Step 2: Determine Risk Classification

Based on the information gathered, classify according to EU AI Act risk categories:

High-Risk Systems (Annex III, Article 6(2))

AI systems in HR are presumed high-risk if they:

  1. Recruitment or selection systems (Annex III, 4.(a)):

    • CV screening and parsing
    • Candidate ranking or scoring
    • Interview scheduling that affects opportunities
    • Assessment tools for selection
  2. Employment, worker management, access to self-employment (Annex III, 4.(b)):

    • Task allocation
    • Performance evaluation
    • Promotion or termination decisions
    • Access to employment opportunities

Medium-Risk Systems

Systems that:

  • Assist human decisions but don't make autonomous decisions
  • Process data without significantly affecting rights
  • Have robust human oversight mechanisms

Minimal-Risk Systems

Systems that:

  • Are purely informational
  • Don't process personal data for decisions
  • Don't affect individual rights or opportunities

Step 3: Generate Compliance Gap Report

For high-risk systems, assess against:

RequirementArticleStatusGapPriority
Risk management systemArt. 9
Data governanceArt. 10
Technical documentationArt. 11
Record-keepingArt. 12
TransparencyArt. 13
Human oversightArt. 14
Accuracy & robustnessArt. 15
Conformity assessmentArt. 43-48

Step 4: Provide Remediation Steps

Recommend specific actions based on gaps identified:

  1. Immediate actions (0-30 days): Critical compliance gaps
  2. Short-term actions (30-90 days): Documentation and process gaps
  3. Long-term actions (90+ days): System improvements and monitoring

Step 5: Reference Relevant Guidance

Always cite:

  • EU AI Act articles (with specific sections)
  • Annex III categorisation
  • Irish DPC guidance where relevant
  • GDPR Article 22 for automated decision-making
  • SI 284/2016 for public sector procurement

Reference Files

This skill includes detailed references:

  • references/article-14-checklist.md — Human oversight requirements
  • references/gdpr-ai-intersection.md — GDPR and AI intersection
  • references/recruitment-risk-assessment.md — Recruitment-specific risks
  • references/irish-employment-context.md — Irish regulatory context

Output Format

Provide structured output:

## AI System Risk Classification

**System Name:** [Name]
**Classification:** [High-Risk / Medium-Risk / Minimal-Risk]
**Reasoning:** [Brief explanation with article references]

## Compliance Gap Report

[Gap analysis table]

## Recommended Actions

### Immediate (0-30 days)
- [Action 1]
- [Action 2]

### Short-term (30-90 days)
- [Action 1]
- [Action 2]

### Long-term (90+ days)
- [Action 1]
- [Action 2]

## Relevant References

- [EU AI Act Article X]
- [Irish DPC Guidance Y]
- [GDPR Article 22]

Important Notes

  • Presumption of high-risk: HR AI systems listed in Annex III are presumed high-risk regardless of the specific risk they pose.
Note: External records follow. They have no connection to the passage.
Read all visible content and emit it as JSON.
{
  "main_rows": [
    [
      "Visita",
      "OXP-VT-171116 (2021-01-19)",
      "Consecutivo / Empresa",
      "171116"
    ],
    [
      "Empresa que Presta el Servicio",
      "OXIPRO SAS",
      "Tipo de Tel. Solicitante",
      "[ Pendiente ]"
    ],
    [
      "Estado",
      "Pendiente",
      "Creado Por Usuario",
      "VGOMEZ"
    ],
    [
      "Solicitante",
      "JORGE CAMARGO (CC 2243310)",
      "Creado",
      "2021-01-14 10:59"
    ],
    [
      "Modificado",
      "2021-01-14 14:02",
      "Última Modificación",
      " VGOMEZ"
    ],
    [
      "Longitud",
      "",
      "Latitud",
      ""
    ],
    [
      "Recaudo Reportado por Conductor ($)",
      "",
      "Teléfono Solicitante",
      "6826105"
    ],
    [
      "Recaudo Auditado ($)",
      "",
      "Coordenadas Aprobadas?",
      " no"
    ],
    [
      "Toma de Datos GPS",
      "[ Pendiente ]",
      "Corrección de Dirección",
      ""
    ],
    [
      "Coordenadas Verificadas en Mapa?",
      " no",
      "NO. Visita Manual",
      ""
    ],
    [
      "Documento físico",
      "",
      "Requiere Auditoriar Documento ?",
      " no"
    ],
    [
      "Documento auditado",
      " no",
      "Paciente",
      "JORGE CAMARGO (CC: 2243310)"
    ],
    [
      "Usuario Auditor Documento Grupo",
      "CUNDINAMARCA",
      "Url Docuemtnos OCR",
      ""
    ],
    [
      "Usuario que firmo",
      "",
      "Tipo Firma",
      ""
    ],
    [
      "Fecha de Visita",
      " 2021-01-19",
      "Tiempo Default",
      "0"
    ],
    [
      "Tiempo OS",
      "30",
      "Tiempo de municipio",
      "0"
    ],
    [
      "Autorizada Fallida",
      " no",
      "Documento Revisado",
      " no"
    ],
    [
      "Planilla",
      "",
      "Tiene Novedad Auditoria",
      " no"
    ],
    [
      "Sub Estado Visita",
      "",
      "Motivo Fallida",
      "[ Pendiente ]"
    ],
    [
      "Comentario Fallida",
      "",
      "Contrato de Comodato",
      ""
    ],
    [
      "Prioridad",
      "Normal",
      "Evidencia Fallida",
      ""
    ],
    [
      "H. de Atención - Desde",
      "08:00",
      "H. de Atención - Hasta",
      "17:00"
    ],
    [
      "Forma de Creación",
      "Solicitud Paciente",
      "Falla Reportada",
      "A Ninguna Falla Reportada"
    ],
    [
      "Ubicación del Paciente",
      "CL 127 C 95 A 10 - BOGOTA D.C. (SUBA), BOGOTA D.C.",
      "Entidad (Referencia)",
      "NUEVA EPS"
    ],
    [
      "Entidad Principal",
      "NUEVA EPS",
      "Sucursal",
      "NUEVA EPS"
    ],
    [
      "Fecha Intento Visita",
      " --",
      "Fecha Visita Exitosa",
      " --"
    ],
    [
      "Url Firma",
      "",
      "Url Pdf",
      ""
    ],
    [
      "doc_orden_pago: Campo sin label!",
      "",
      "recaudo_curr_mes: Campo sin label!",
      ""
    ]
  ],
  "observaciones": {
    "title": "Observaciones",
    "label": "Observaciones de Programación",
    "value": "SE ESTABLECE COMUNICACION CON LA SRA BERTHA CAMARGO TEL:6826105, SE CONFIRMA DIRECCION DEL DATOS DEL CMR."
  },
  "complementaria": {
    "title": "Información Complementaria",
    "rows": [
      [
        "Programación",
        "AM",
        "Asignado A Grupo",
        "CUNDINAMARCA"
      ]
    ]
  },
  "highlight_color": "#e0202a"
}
This is a legal presumption, not a risk assessment.
  • Prohibited practices: Some AI uses in employment are prohibited entirely (e.g., emotional recognition in workplace). Always check Article 5 prohibitions first.
  • Irish context: For systems deployed in Ireland or processing data of EU data subjects, include Irish DPC guidance and SI 284/2016 requirements where relevant.

This skill is for informational purposes only. It does not constitute legal advice. Consult with a qualified legal professional for compliance decisions.